Advice for becoming an ultra runner

May 9, 2013

As far as crazy fitness goals go, running in an ultra marathon may just be the pinnacle. But for anyone who’s a regular runner and enjoys participating in marathons, it may not be as crazy as you think. In fact, given the right amount of training and the motivation to get there, any avid runner can become an ultra marathoner – running 50 miles or more in no time.

Choose a race
Before beginning your ultra marathon training, it’s best to have a definitive goal to work toward, so go ahead and sign up for a race. You’ll want to consider location, what the geography of the course is like and whether or not the race allows ultra marathoners to run different distances (e.g. 50 or 100 miles).

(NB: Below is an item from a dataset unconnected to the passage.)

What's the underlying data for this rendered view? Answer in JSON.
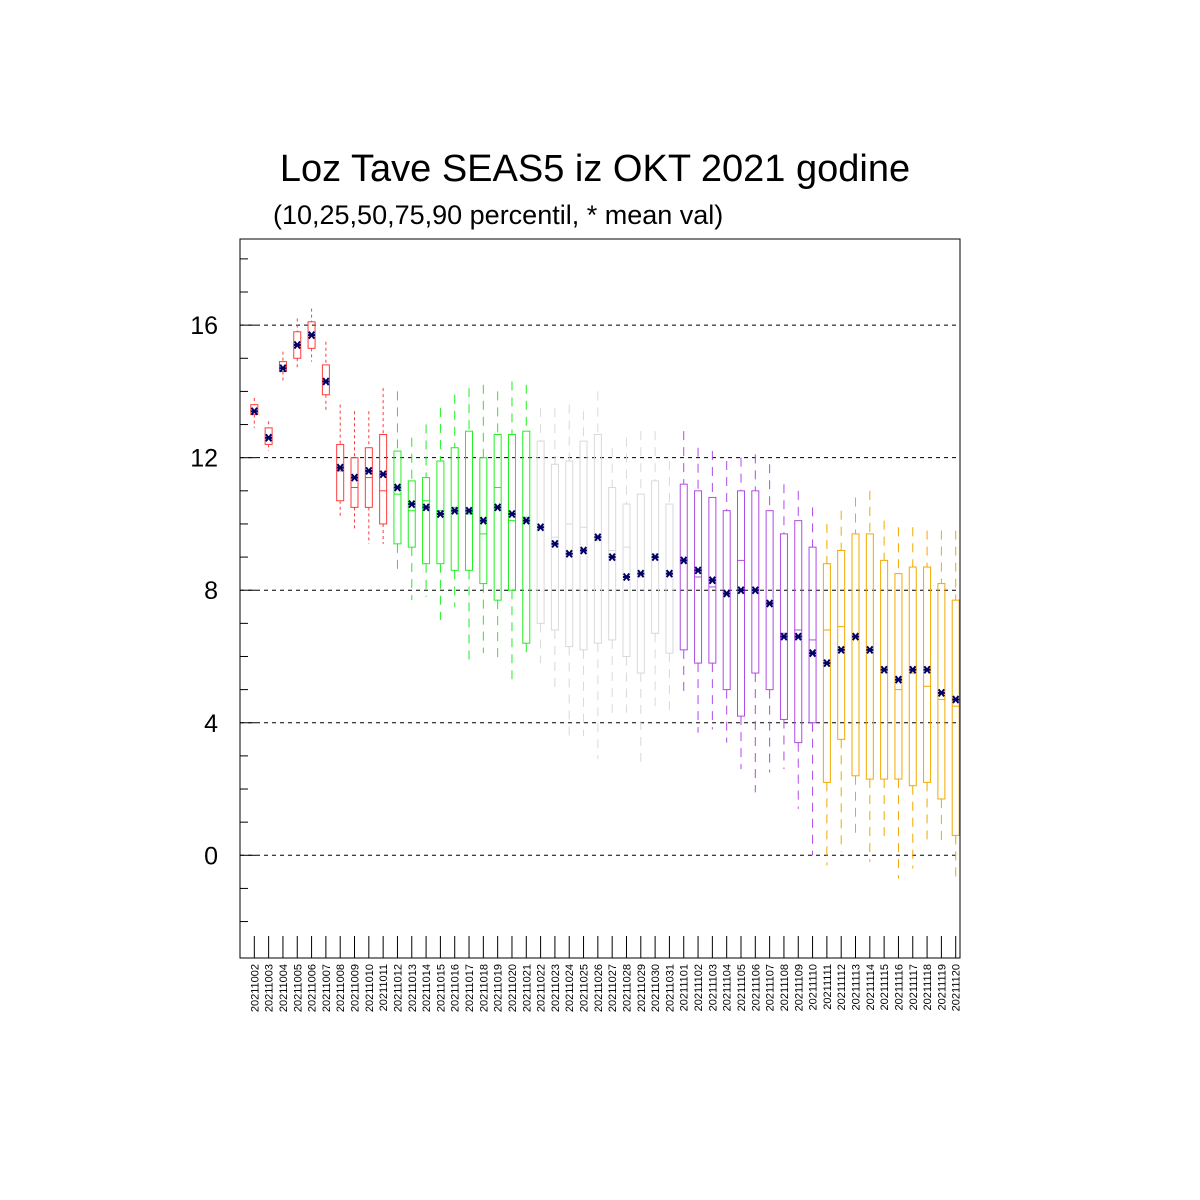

A few popular options include the Ice Age Trail 50, Heartland 100, Rocky Raccoon and the Le Grizz Ultramarathon. .

Give yourself plenty of time
If have already completed a few marathons, you’ll need at least 16 weeks to get yourself in shape for your first ultra marathon and should schedule accordingly. There are tons of training programs available online, so find one that fits best with your schedule and goals. Ideally, you should be able to get to the point where you’re running 15 to 18  miles for your weekly long run.

Find some flat ground
Especially when you first begin to train, you’ll want to find flat ground for as close to 50 miles as possible. Running on a fitness treadmill can also be a helpful training option because the ground is guaranteed to be flat. In addition, the TRUE Fitness Z5.4 treadmill has extreme durability that can stand up to those long runs. It is also outfitted with TRUE’s patented Soft Selectâ„¢ system, which allows you to adjust the deck firmness to reduce the stress on your feet and legs.

Start slowly
When developing a pace at which to run during your ultra marathon, you’re going to have to start a bit more slowly than you would on your traditional 26.2-mile runs. A pacing miscalculation won’t just mess with your finish time, it could prohibit your ability to complete the race at all. When you begin each run, aim for a pace that’s approximately half a minute slower than your marathon pace. Then, find a rhythm. You won’t be running the full 50 miles – there’s some walking in there too – so discover which combination will work best for you.